The opening credits of George Romero's 1979 horror masterpiece "Dawn of the Dead" materialize in front of a red background. Blurred just beyond the threshold of visibility, the surface appears to be a carpet of writhing maggots. An ominous synthesizer lays down a peristaltic pulse. The camera slowly retreats, and the teeming surface is revealed as nothing more than the shabby wall of a television studio covered in darkened Age of Aquarius earth tones. A newscast is in progress, reporting on an outburst of social unrest. Evacuations are taking place. Officials make panicked, unconvincing speeches. The dead walk the earth.
Nearly 12 years after his "Night of the Living Dead" made box office history, Romero released "Dawn of the Dead." A more elegant sequel, it marked a fruitful collaboration with Italian genre sophisticate Dario Argento and his soundtrack band Goblin, both fresh from recent success on Argento's expressionistic "Suspiria." While Romero's original film managed to capture a sensation of encroaching paranoia with amateur performers and the claustrophobic quarters of a limited set, "Dawn" unites a taut screenplay with compelling performances and social satire. Taking its outrageous conceit seriously, the film resonates with apocalyptic frisson; its ill-omened subject could easily be replaced with nuclear holocaust, urban unrest, terrorism, or any number of contemporary bugbears.
Like its predecessor, the film benefits from near-classical discipline. The cast is small, the plotting straightforward, its setting limited. The four characters come from contrasting backgrounds: Two members of a special Nation Guard Unit, Peter (Ken Foree) and Roger (Scott Reiniger), Stephen (David Emge), a traffic pilot for WGON-TV, and Stephen's girlfriend Frances (Gaylen Ross).
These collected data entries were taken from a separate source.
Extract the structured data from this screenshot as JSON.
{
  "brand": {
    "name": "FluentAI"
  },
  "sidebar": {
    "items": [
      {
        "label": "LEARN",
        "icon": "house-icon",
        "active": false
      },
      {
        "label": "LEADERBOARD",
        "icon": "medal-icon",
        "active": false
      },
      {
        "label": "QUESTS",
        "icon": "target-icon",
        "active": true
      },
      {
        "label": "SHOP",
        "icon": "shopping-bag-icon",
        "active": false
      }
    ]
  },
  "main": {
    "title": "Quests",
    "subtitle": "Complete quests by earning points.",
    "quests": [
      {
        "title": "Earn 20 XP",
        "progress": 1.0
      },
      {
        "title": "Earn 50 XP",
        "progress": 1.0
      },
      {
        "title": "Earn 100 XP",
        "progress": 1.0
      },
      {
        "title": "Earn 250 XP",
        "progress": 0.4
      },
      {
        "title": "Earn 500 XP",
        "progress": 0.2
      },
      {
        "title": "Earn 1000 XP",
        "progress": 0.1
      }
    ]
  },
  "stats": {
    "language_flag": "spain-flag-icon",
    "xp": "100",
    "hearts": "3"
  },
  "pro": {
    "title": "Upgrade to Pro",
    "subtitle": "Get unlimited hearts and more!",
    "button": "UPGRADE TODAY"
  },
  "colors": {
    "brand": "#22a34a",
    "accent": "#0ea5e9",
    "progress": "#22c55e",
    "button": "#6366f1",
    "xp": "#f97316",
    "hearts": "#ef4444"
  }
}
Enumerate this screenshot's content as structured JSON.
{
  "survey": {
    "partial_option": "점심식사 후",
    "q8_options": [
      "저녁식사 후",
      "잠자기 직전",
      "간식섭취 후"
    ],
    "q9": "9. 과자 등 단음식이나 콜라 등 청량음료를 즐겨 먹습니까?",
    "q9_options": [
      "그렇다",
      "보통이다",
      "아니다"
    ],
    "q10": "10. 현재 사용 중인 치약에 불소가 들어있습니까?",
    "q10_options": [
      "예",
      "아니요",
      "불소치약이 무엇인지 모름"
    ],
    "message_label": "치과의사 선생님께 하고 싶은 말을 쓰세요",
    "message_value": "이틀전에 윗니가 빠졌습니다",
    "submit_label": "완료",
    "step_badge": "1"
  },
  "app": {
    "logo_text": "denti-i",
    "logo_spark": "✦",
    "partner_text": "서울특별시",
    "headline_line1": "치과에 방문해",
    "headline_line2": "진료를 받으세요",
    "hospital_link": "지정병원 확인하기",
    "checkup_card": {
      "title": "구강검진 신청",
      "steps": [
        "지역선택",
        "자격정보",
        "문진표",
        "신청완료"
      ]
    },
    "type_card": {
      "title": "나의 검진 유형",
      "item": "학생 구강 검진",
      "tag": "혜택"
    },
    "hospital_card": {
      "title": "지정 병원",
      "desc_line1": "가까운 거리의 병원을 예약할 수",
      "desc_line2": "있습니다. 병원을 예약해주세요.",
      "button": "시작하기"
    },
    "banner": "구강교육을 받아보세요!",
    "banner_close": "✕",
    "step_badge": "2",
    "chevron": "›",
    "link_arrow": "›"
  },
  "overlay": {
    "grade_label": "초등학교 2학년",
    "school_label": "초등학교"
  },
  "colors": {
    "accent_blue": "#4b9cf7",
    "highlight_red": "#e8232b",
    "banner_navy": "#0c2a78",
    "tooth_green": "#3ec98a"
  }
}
Stealing the station's helicopter, the refugees land on the roof of a Pennsylvania shopping mall and proceed to remove the invading zombies, drawn to the location by a consumerist instinct that death itself can't kill. Undisturbed, provided with a wealth of resources, the group lives in relative luxury until a biker gang invades, reawakening the survival instincts that had been weakened by easy decadence.
In spite of its many enduring qualities, much of "Dawn" is rooted evocatively in its late seventies milieu, from its Moog synthesizer soundtrack to its primitive special effects. All of which makes the big budget 2004 remake a surprising prospect. Like John Singleton's 2000 version of Gordon Parks' "Shaft", the new film faces the impossible task of reinvigorating iconic material from another generation and fails, sometimes admirably. Forced to abandon most of the original storyline, the new "Dawn" retains the shopping mall setting, but expands its cast to nearly unmanageable size as faceless actors become zombie food in an assembly line of action sequences. Quieter moments consist of internal bickering. Conflict is constant; there is no dramatic arc. The new version does have its strengths: An inspired credit sequence backed by Johnny Cash, technically superior special effects, and an unbearably tense opening that forces nurse Sarah Polley to confront the first wave of the undead.
It's ironic enough when genre films outlive their modest ambitions and inspire continued interest. The paradox is deepened further when many pictures, from Roger Corman's B-movies to Romero's own 70s and 80s productions, appear even more daring and vibrantly original than their more commercial counterparts. Film critics have been historically tempted to promote exploitation fare as canonical art, the too-academic impulse of French writers who lionized shockers such as Sam Fuller's "Naked Kiss" as early as the 1960s. Still, there is no denying that the lower end of the industry, with its genuine whiff of disreputability, invigorating counter-cultural impulses and low box office expectations, has produced true masterpieces. Romero's original "Dawn of the Dead" lives on.